Is incrementing in a loop exponential time?

Question

I've a simple but confusing doubt about whether the program below runs in exponential time. The question is : given a +ve integer as input, print it out. The catch is that you deliberately do this in a loop, like this:

int input,output=0;
cin >> input;
while (input--) ++output; // Takes time proportional to the value of input
cout << output;

I'm claiming that this problem runs in exponential time. Because, the moment you increase the # of bits in input by 1, the program takes double the amount of time to execute. Put another way, to print out log2(input) bits, it takes O(input) time.

Is this reasoning right?

Answer 1

You have kind of answered your own question:

// Takes time proportional to the value of input

This is exactly what happens. If you double the input you double the time taken. If you triple it you triple time taken.

ie. cost = constant * input_size

Which you can see is a linear relationship for input_size.

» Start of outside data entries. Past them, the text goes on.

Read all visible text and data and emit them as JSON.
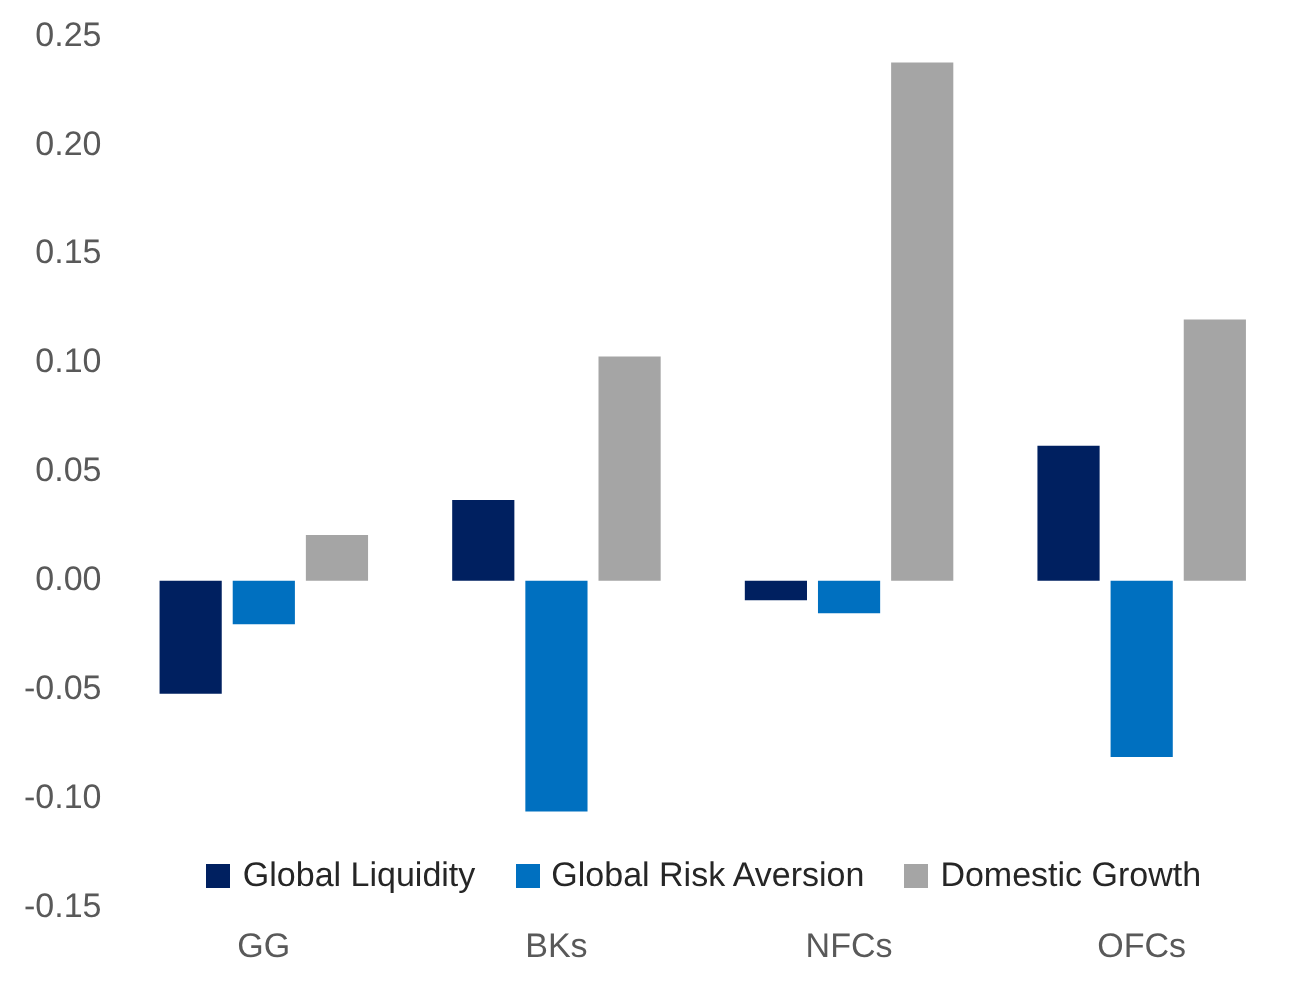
{
  "chart_data": {
    "type": "bar",
    "categories": [
      "GG",
      "BKs",
      "NFCs",
      "OFCs"
    ],
    "series": [
      {
        "name": "Global Liquidity",
        "color": "#002060",
        "values": [
          -0.052,
          0.037,
          -0.009,
          0.062
        ]
      },
      {
        "name": "Global Risk Aversion",
        "color": "#0070c0",
        "values": [
          -0.02,
          -0.106,
          -0.015,
          -0.081
        ]
      },
      {
        "name": "Domestic Growth",
        "color": "#a5a5a5",
        "values": [
          0.021,
          0.103,
          0.238,
          0.12
        ]
      }
    ],
    "ylim": [
      -0.15,
      0.25
    ],
    "yticks": [
      -0.15,
      {
        "value": -0.1,
        "label": "-0.10"
      },
      -0.05,
      {
        "value": 0,
        "label": "0.00"
      },
      0.05,
      {
        "value": 0.1,
        "label": "0.10"
      },
      0.15,
      {
        "value": 0.2,
        "label": "0.20"
      },
      0.25
    ],
    "grid": false,
    "legend": "bottom"
  }
}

An exponential relationship would be something like:

cost = constant * (input_size)^x

Where it is X you vary. This is not the case here.

Answer 2

I think where you are a bit confused is when you reason:

the moment you increase the number of bits in input by 1, the program takes double the amount of time to execute

This is effectively saying that when you double the size of the input, the execution time doubles. Thus, it is actually a linear relationship and would be Big O(n).

Answer 3

You could say it's exponential, but it still ends up being O(input) in the end.

The size of the input is O(log input). As you said, doubling the value doubles the time:

1 bits => 1 increments max
2 bits => 4 increments max
3 bits => 8 increments max
...
n bits => 2^n increments max

So the running time is O(2^log(input)) = O(input). So you could say it's exponential in the number of bits or linear in the value. It's the same thing. Usually you say it's linear in the value of input though.